El resto de la sala de máquinas la completan Finn Azaz (Southampton), Conor Coventry (Charlton Athletic), Jason Knight (Bristol City) y Jamie McGrath (Hibernian), además del ya mencionado Molumby (West Bromwich Albion). Un núcleo con buen ritmo de club y perfiles mixtos: llegada, trabajo sin balón y algo de creatividad entre líneas.
Sammie Szmodics se queda fuera de la citación, mientras que Rocco Vata regresa tras superar una lesión. Otro guiño al futuro.
El frente de ataque: juventud, movilidad y competencia
En la delantera, Hallgrímsson apuesta por un grupo dinámico y versátil: Owen Elding (Hibernian), Adam Idah (Swansea City), Jack Moylan (Cardiff City), Chiedozie Ogbene (Lincoln City), Troy Parrott (Real Betis), Rocco Vata (Watford) y Tom Cannon (Sheffield United).
Idah llega con la responsabilidad de transformar en gol el progreso que ha mostrado en club. Parrott, ahora en LaLiga con Real Betis, busca trasladar su evolución técnica y táctica a la selección. Ogbene aporta velocidad y desborde, mientras que Cannon y Moylan se juegan un sitio estable en las rotaciones ofensivas. Vata, recién recuperado, representa la chispa de talento joven que Irlanda necesita consolidar.

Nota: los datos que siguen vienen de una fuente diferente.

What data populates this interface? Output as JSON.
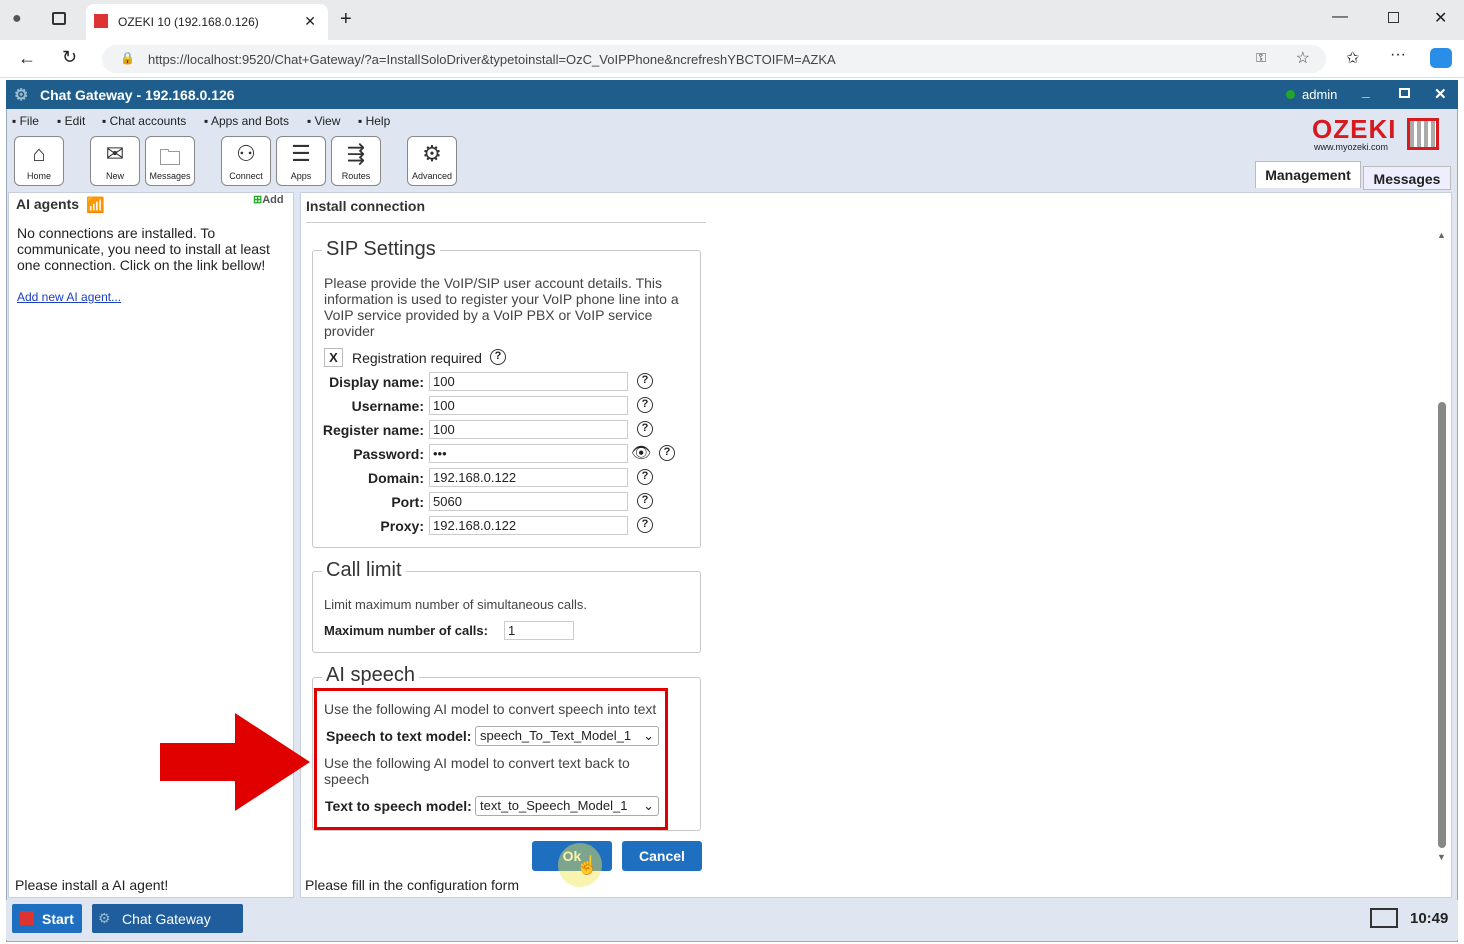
{
  "browser": {
    "tab_title": "OZEKI 10 (192.168.0.126)",
    "url": "https://localhost:9520/Chat+Gateway/?a=InstallSoloDriver&typetoinstall=OzC_VoIPPhone&ncrefreshYBCTOIFM=AZKA"
  },
  "app": {
    "title": "Chat Gateway - 192.168.0.126",
    "user": "admin",
    "status_color": "#22a52a"
  },
  "menu": [
    "File",
    "Edit",
    "Chat accounts",
    "Apps and Bots",
    "View",
    "Help"
  ],
  "toolbar": [
    "Home",
    "New",
    "Messages",
    "Connect",
    "Apps",
    "Routes",
    "Advanced"
  ],
  "logo": {
    "text": "OZEKI",
    "sub": "www.myozeki.com"
  },
  "tabs": [
    "Management",
    "Messages"
  ],
  "left": {
    "title": "AI agents",
    "add": "Add",
    "message": "No connections are installed. To communicate, you need to install at least one connection. Click on the link bellow!",
    "link": "Add new AI agent...",
    "status": "Please install a AI agent!"
  },
  "main": {
    "title": "Install connection",
    "status": "Please fill in the configuration form"
  },
  "sip": {
    "legend": "SIP Settings",
    "desc": "Please provide the VoIP/SIP user account details. This information is used to register your VoIP phone line into a VoIP service provided by a VoIP PBX or VoIP service provider",
    "reg_check": "X",
    "reg_label": "Registration required",
    "fields": [
      {
        "label": "Display name:",
        "value": "100"
      },
      {
        "label": "Username:",
        "value": "100"
      },
      {
        "label": "Register name:",
        "value": "100"
      },
      {
        "label": "Password:",
        "value": "•••"
      },
      {
        "label": "Domain:",
        "value": "192.168.0.122"
      },
      {
        "label": "Port:",
        "value": "5060"
      },
      {
        "label": "Proxy:",
        "value": "192.168.0.122"
      }
    ]
  },
  "call_limit": {
    "legend": "Call limit",
    "desc": "Limit maximum number of simultaneous calls.",
    "label": "Maximum number of calls:",
    "value": "1"
  },
  "ai_speech": {
    "legend": "AI speech",
    "stt_desc": "Use the following AI model to convert speech into text",
    "stt_label": "Speech to text model:",
    "stt_value": "speech_To_Text_Model_1",
    "tts_desc": "Use the following AI model to convert text back to speech",
    "tts_label": "Text to speech model:",
    "tts_value": "text_to_Speech_Model_1"
  },
  "buttons": {
    "ok": "Ok",
    "cancel": "Cancel"
  },
  "taskbar": {
    "start": "Start",
    "app": "Chat Gateway",
    "clock": "10:49"
  },
  "help_glyph": "?",
  "highlight_color": "#e00000"
}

Bajo palos, la competencia también está bien definida: Caoimhin Kelleher (Brentford), Max O’Leary (West Bromwich Albion) y Gavin Bazunu (Bolton Wanderers) formarán el trío de porteros. Kelleher parte con ventaja por jerarquía reciente, pero la pugna no está cerrada.

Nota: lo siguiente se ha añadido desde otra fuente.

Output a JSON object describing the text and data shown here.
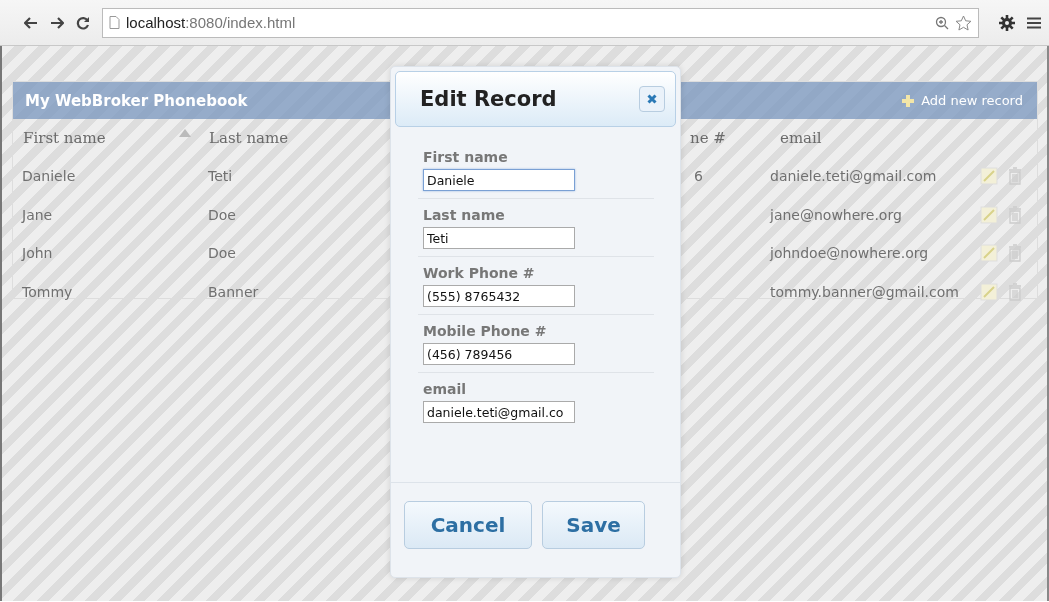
{
  "browser": {
    "url_host": "localhost",
    "url_path": ":8080/index.html"
  },
  "app": {
    "title": "My WebBroker Phonebook",
    "add_button": "Add new record"
  },
  "table": {
    "columns": [
      {
        "label": "First name",
        "sorted": true
      },
      {
        "label": "Last name",
        "sorted": false
      },
      {
        "label": "ne #",
        "sorted": false
      },
      {
        "label": "email",
        "sorted": false
      }
    ],
    "rows": [
      {
        "first": "Daniele",
        "last": "Teti",
        "column_3": "6",
        "email": "daniele.teti@gmail.com"
      },
      {
        "first": "Jane",
        "last": "Doe",
        "column_3": "",
        "email": "jane@nowhere.org"
      },
      {
        "first": "John",
        "last": "Doe",
        "column_3": "",
        "email": "johndoe@nowhere.org"
      },
      {
        "first": "Tommy",
        "last": "Banner",
        "column_3": "",
        "email": "tommy.banner@gmail.com"
      }
    ]
  },
  "dialog": {
    "title": "Edit Record",
    "fields": [
      {
        "label": "First name",
        "value": "Daniele",
        "focused": true
      },
      {
        "label": "Last name",
        "value": "Teti",
        "focused": false
      },
      {
        "label": "Work Phone #",
        "value": "(555) 8765432",
        "focused": false
      },
      {
        "label": "Mobile Phone #",
        "value": "(456) 789456",
        "focused": false
      },
      {
        "label": "email",
        "value": "daniele.teti@gmail.co",
        "focused": false
      }
    ],
    "buttons": [
      "Cancel",
      "Save"
    ]
  }
}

Israel llega fuerte; Kosovo, en plena tormenta interna
Al otro lado del tablero, los rivales también mueven ficha. El seleccionador de Israel, Ran Ben-Shimon, ha citado al carrilero Anan Khalaili, jugador árabe-israelí que ha arrancado con fuerza la temporada en Crystal Palace tras su traspaso de 25 millones de euros desde Royale Union Saint-Gilloise. En Londres, Khalaili trabaja a diario junto a Paddy McCarthy, miembro del cuerpo técnico irlandés. Un cruce de caminos curioso antes de verse las caras en la Nations League.
En la lista israelí también figura Oscar Gloukh, mediapunta de Ajax. El joven talento ya tuvo un guiño reciente con el fútbol irlandés: jugó contra Shelbourne en la ida de la fase previa de la Uefa Conference League, aunque se quedó en el banquillo en la vuelta en Tolka Park. Israel se medirá a Austria en Linz y a Kosovo en Debrecen antes de enfrentarse dos veces a Irlanda, la segunda en Bačka Topola, en Serbia, donde los irlandeses ejercerán de “locales” en el TSC Arena. La web oficial de la federación israelí, mientras tanto, permanece geobloqueada en Irlanda.

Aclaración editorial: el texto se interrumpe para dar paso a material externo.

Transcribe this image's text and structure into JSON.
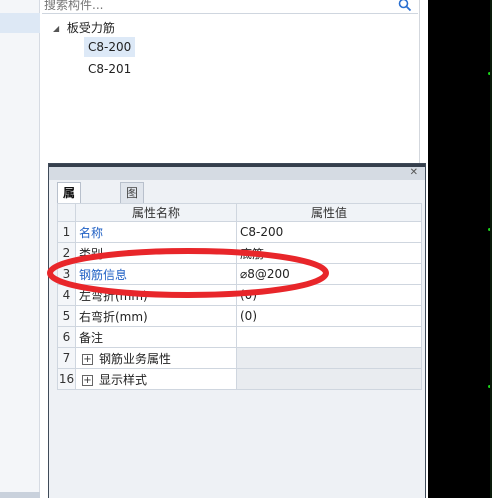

Kosovo, en cambio, llega rodeada de ruido. Justo antes de recibir a Irlanda en Pristina el próximo jueves, el vestuario vive una crisis abierta. Varios de sus mejores jugadores han renunciado a la convocatoria en apoyo a Amir Rrahmani, de Napoli. “Después de 10 años, siete como capitán, no formaré parte de la selección de Kosovo mientras la FKK esté dirigida por las personas actuales”, declaró Rrahmani, en un mensaje tan contundente como revelador.
Se cree que el exportero de Ipswich Town, Arijanet Murić, y el centrocampista de Juventus, Edon Zhegrova, también han rechazado acudir con el equipo de Franco Foda. Un problema mayúsculo para Kosovo y una oportunidad evidente para Irlanda en el arranque del grupo.
Calendario y horizonte
El camino irlandés en esta Nations League arranca el jueves 24 de septiembre en Pristina ante Kosovo (19.45 h). Tres días después, el domingo 27, Irlanda se enfrentará a Israel en Debrecen, Hungría, también a las 19.45 h.
Ya en octubre, el jueves 1, llegará el único partido “en casa” en el Aviva Stadium frente a Austria (19.45 h), antes de volver a verse con Israel el domingo 4 en Bačka Topola, Serbia, de nuevo a las 19.45 h.
Sin Coleman, con jóvenes que llaman a la puerta y rivales en situaciones muy distintas, esta ventana dibuja algo más que tres partidos. Marca el tono de una nueva etapa. La cuestión es clara: ¿aprovechará Irlanda este momento para cambiar definitivamente de piel?